In 2007, WoodenBoat publications recognized two iconic yacht designers with Lifetime Achievement Awards. One, Phil Bolger, received his award at the WoodenBoat Show at Mystic Seaport in July. The other, Bill Garden, was unable to travel to the show, as he lives comfortably ensconced among boats, shops, and a studio at a remote island home in British Columbia. “Time is precious to him,” said Ted Pike of the Wooden Boat Foundation in Port Townsend, Washington, “and he doesn’t like to leave the island.” So, an intrepid delegation composed of WoodenBoat president and general manager Jim Miller, yacht designer Sam Devlin, and Pike, set out on a journey to Bill's island home to deliver the award—a half-hull model of BULLFROG, a 30' Garden-designed cutter, carved by Ellsworth Rice.
“The adventure,” said Ted Pike, “began with a ferry ride from Port Angeles, Washington, to Victoria, British Columbia. We then drove to Sidney, where we waited for Bill to arrive in his 20' tugboat.” Pike admits that the trio felt a bit uneasy as the boat approached the dock, “because we knew he cherishes his time and we didn’t know how much of it he'd have to give us. Bill landed the boat, demonstrating deft control a the helm. “We boarded,” said Pike, and “without fuss he repositioned the springline so he could reverse around the corner of the dock and off we went to Toad's Landing, as his home is called.” And there the group's tension eased.
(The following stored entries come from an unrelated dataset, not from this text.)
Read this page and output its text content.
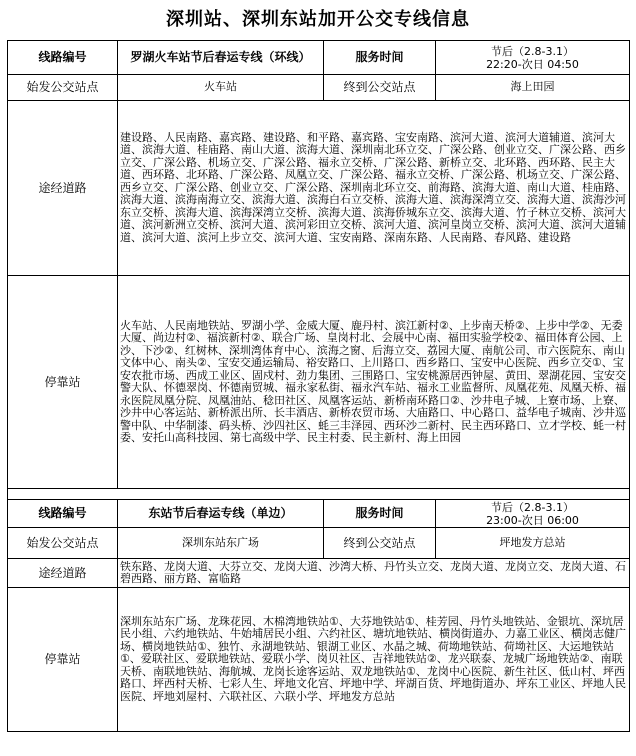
深圳站、深圳东站加开公交专线信息
线路编号	罗湖火车站节后春运专线（环线）	服务时间	节后（2.8-3.1）
22:20-次日 04:50

始发公交站点	火车站	终到公交站点	海上田园
途经道路	建设路、人民南路、嘉宾路、建设路、和平路、嘉宾路、宝安南路、滨河大道、滨河大道辅道、滨河大道、滨海大道、桂庙路、南山大道、滨海大道、深圳南北环立交、广深公路、创业立交、广深公路、西乡立交、广深公路、机场立交、广深公路、福永立交桥、广深公路、新桥立交、北环路、西环路、民主大道、西环路、北环路、广深公路、凤凰立交、广深公路、福永立交桥、广深公路、机场立交、广深公路、西乡立交、广深公路、创业立交、广深公路、深圳南北环立交、前海路、滨海大道、南山大道、桂庙路、滨海大道、滨海南海立交、滨海大道、滨海白石立交桥、滨海大道、滨海深湾立交、滨海大道、滨海沙河东立交桥、滨海大道、滨海深湾立交桥、滨海大道、滨海侨城东立交、滨海大道、竹子林立交桥、滨河大道、滨河新洲立交桥、滨河大道、滨河彩田立交桥、滨河大道、滨河皇岗立交桥、滨河大道、滨河大道辅道、滨河大道、滨河上步立交、滨河大道、宝安南路、深南东路、人民南路、春风路、建设路		
停靠站	火车站、人民南地铁站、罗湖小学、金威大厦、鹿丹村、滨江新村②、上步南天桥②、上步中学②、无委大厦、尚边村②、福滨新村②、联合广场、皇岗村北、会展中心南、福田实验学校②、福田体育公园、上沙、下沙②、红树林、深圳湾体育中心、滨海之窗、后海立交、荔园大厦、南航公司、市六医院东、南山文体中心、南头②、宝安交通运输局、裕安路口、上川路口、西乡路口、宝安中心医院、西乡立交①、宝安农批市场、西成工业区、固戍村、劲力集团、三围路口、宝安桃源居西钟屋、黄田、翠湖花园、宝安交警大队、怀德翠岗、怀德南贸城、福永家私街、福永汽车站、福永工业监督所、凤凰花苑、凤凰天桥、福永医院凤凰分院、凤凰油站、稔田社区、凤凰客运站、新桥南环路口②、沙井电子城、上寮市场、上寮、沙井中心客运站、新桥派出所、长丰酒店、新桥农贸市场、大庙路口、中心路口、益华电子城南、沙井巡警中队、中华制漆、码头桥、沙四社区、蚝三丰泽园、西环沙二新村、民主西环路口、立才学校、蚝一村委、安托山高科技园、第七高级中学、民主村委、民主新村、海上田园		

线路编号	东站节后春运专线（单边）	服务时间	节后（2.8-3.1）
23:00-次日 06:00

始发公交站点	深圳东站东广场	终到公交站点	坪地发方总站
途经道路	铁东路、龙岗大道、大芬立交、龙岗大道、沙湾大桥、丹竹头立交、龙岗大道、龙岗立交、龙岗大道、石碧西路、丽方路、富临路		
停靠站	深圳东站东广场、龙珠花园、木棉湾地铁站①、大芬地铁站①、桂芳园、丹竹头地铁站、金银坑、深坑居民小组、六约地铁站、牛始埔居民小组、六约社区、塘坑地铁站、横岗街道办、力嘉工业区、横岗志健广场、横岗地铁站①、独竹、永湖地铁站、银湖工业区、水晶之城、荷坳地铁站、荷坳社区、大运地铁站①、爱联社区、爱联地铁站、爱联小学、岗贝社区、吉祥地铁站②、龙兴联泰、龙城广场地铁站②、南联天桥、南联地铁站、海航城、龙岗长途客运站、双龙地铁站①、龙岗中心医院、新生社区、低山村、坪西路口、坪西村天桥、七彩人生、坪地文化宫、坪地中学、坪湖百货、坪地街道办、坪东工业区、坪地人民医院、坪地刘屋村、六联社区、六联小学、坪地发方总站		
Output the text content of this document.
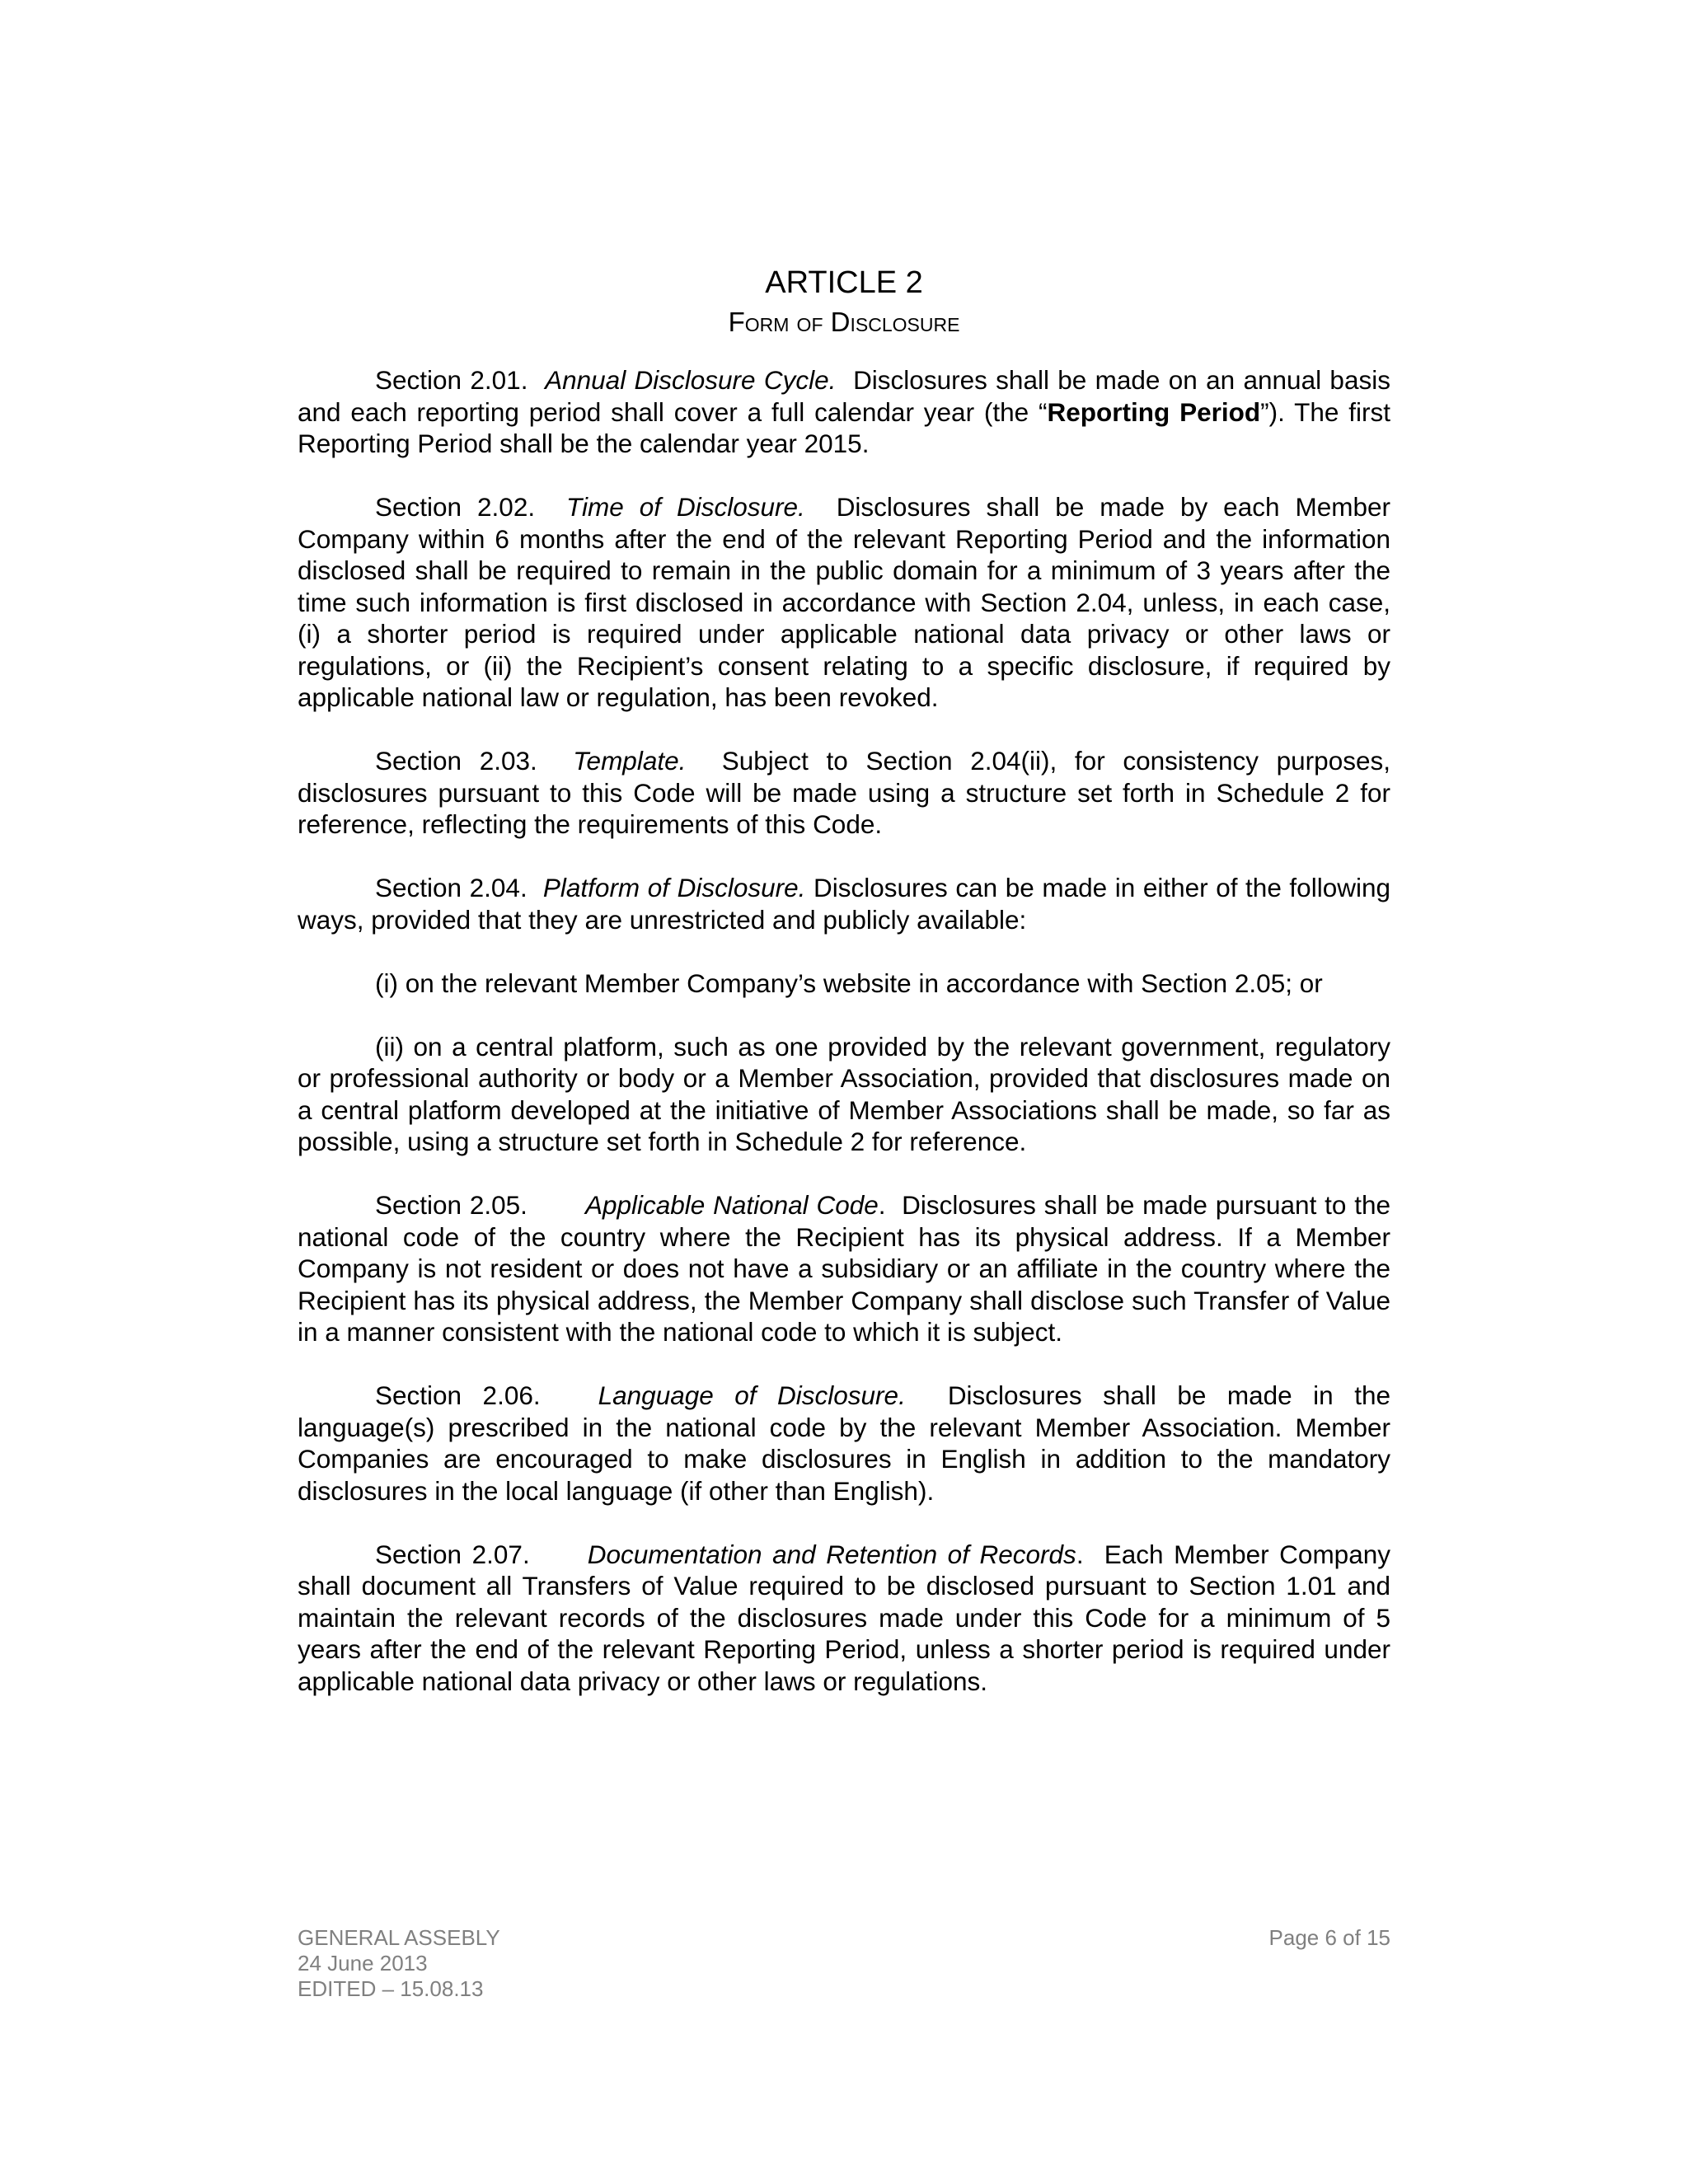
ARTICLE 2
Form of Disclosure

Section 2.01. Annual Disclosure Cycle. Disclosures shall be made on an annual basis and each reporting period shall cover a full calendar year (the “Reporting Period”). The first Reporting Period shall be the calendar year 2015.

Section 2.02. Time of Disclosure. Disclosures shall be made by each Member Company within 6 months after the end of the relevant Reporting Period and the information disclosed shall be required to remain in the public domain for a minimum of 3 years after the time such information is first disclosed in accordance with Section 2.04, unless, in each case, (i) a shorter period is required under applicable national data privacy or other laws or regulations, or (ii) the Recipient’s consent relating to a specific disclosure, if required by applicable national law or regulation, has been revoked.

Section 2.03. Template. Subject to Section 2.04(ii), for consistency purposes, disclosures pursuant to this Code will be made using a structure set forth in Schedule 2 for reference, reflecting the requirements of this Code.

Section 2.04. Platform of Disclosure. Disclosures can be made in either of the following ways, provided that they are unrestricted and publicly available:

(i) on the relevant Member Company’s website in accordance with Section 2.05; or

(ii) on a central platform, such as one provided by the relevant government, regulatory or professional authority or body or a Member Association, provided that disclosures made on a central platform developed at the initiative of Member Associations shall be made, so far as possible, using a structure set forth in Schedule 2 for reference.

Section 2.05. Applicable National Code. Disclosures shall be made pursuant to the national code of the country where the Recipient has its physical address. If a Member Company is not resident or does not have a subsidiary or an affiliate in the country where the Recipient has its physical address, the Member Company shall disclose such Transfer of Value in a manner consistent with the national code to which it is subject.

Section 2.06. Language of Disclosure. Disclosures shall be made in the language(s) prescribed in the national code by the relevant Member Association. Member Companies are encouraged to make disclosures in English in addition to the mandatory disclosures in the local language (if other than English).

Section 2.07. Documentation and Retention of Records. Each Member Company shall document all Transfers of Value required to be disclosed pursuant to Section 1.01 and maintain the relevant records of the disclosures made under this Code for a minimum of 5 years after the end of the relevant Reporting Period, unless a shorter period is required under applicable national data privacy or other laws or regulations.

GENERAL ASSEBLY
24 June 2013
EDITED – 15.08.13
Page 6 of 15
“Our tour began at his dock where a wonderful 30' runabout of his design was in a covered slip. He quietly showed us design features like the removable transom, special anti-sea-otter devices, and a very clever sliding sunroof. It was classic Garden styling with lots of beautiful curves. We then ascended the path to the house where we were met by Bill's longtime companion, Janie. Her gardens are exquisite; all the beds are bordered by stone that she has cut over the past 30 years. The gardens have a flowing balance to the beds where live-edge-planked seats and hand-hewn railings give you sweet places to sit and enjoy it all. There are stone and wood carved nymphs, angels, and nautical nuances purposefully scattered about. Window boxes explode with flowers as they rest on hand-carved knees. These are two very accomplished artists.
“Janie shooed us off so she could get back to work and Bill led us to the first of two large waterfront boat sheds. Each shed has a railway running in to it, and each has an overhead block-and-tackle system to move the boats. Bill's new catboat, TOM CAT, was in the lower shed for winter finishing touches after a busy sailing season. He has various row-and sailboats all getting improvements and maintenance. Bill makes everything he can, from cleats to blocks to artistic trim; yet, with all the special touches, all his boats (sail, row, and motor) are to be used.
Bill also has a passion for antique engines (there was an Easthope engine on the floor). He rebuilds and then installs them in his antique launches and motorboats.
“On the railway in the upper shop was an old Ray Hunt-designed International 110, freshly painted, and next to it a fiberglass lapstrake whitehall to which Bill had added a plywood sheerstrake (she was “just wasn't right,” as built, said Bill). There were spars overhead and more boats in the loft—all organized. Against the wall was a model-building shelf with a half model of the 60' Garden-design sloop OCEANUS well underway. Bill pointed out how he has included the cabin, as it's part of the whole design.
“Before we left the upper shop, we stopped at a small alcove where there were more full- and half-hull models, as well as old pictures of favorite boats and friends and good moments. As we wandered down to the house we stopped and admired Bill's fleet of antique boats in a covered set of slips. There were launches with well-oiled Easthope engines and a famous 30' motorboat, MERLIN, that graced Victoria for years. Bill is currently putting on one of his classic “eyebrows” on the front of the cabin, just to make it look a bit better.
“We ascended a small hill to Bill's house and spent the next few hours going over plans and pictures and models. Bill has designed hundreds of boats—sail and power, pleasure and commercial. He has supplied not only the plans for so many dreams, but encouragement and support, as well. He is currently finishing the plans of a beautiful 25'-waterline knockabout sloop that will be a wonderful daysailer and coastal cruiser. He shared with us a very detailed model that he made when he was 13 that included hand carved crew—a hint of things to come! (“He obviously was born with the talent,” said Jim Miller)
Once at the house, were finally able to present Bill with BULL FROG's beautiful half model for lifetime of achievement. After hot tea, fresh fruit, and muffins, it was time to go, and we reluctantly went down to the dock and boarded the tug. Bill's smile and wit and winks had punctuated our day of learning of his passionate, creative, contented life. There is no question that he is young at 90, he will not be slowing down without a fight.
“It was a magical day in a world where you have to try harder to find magic.”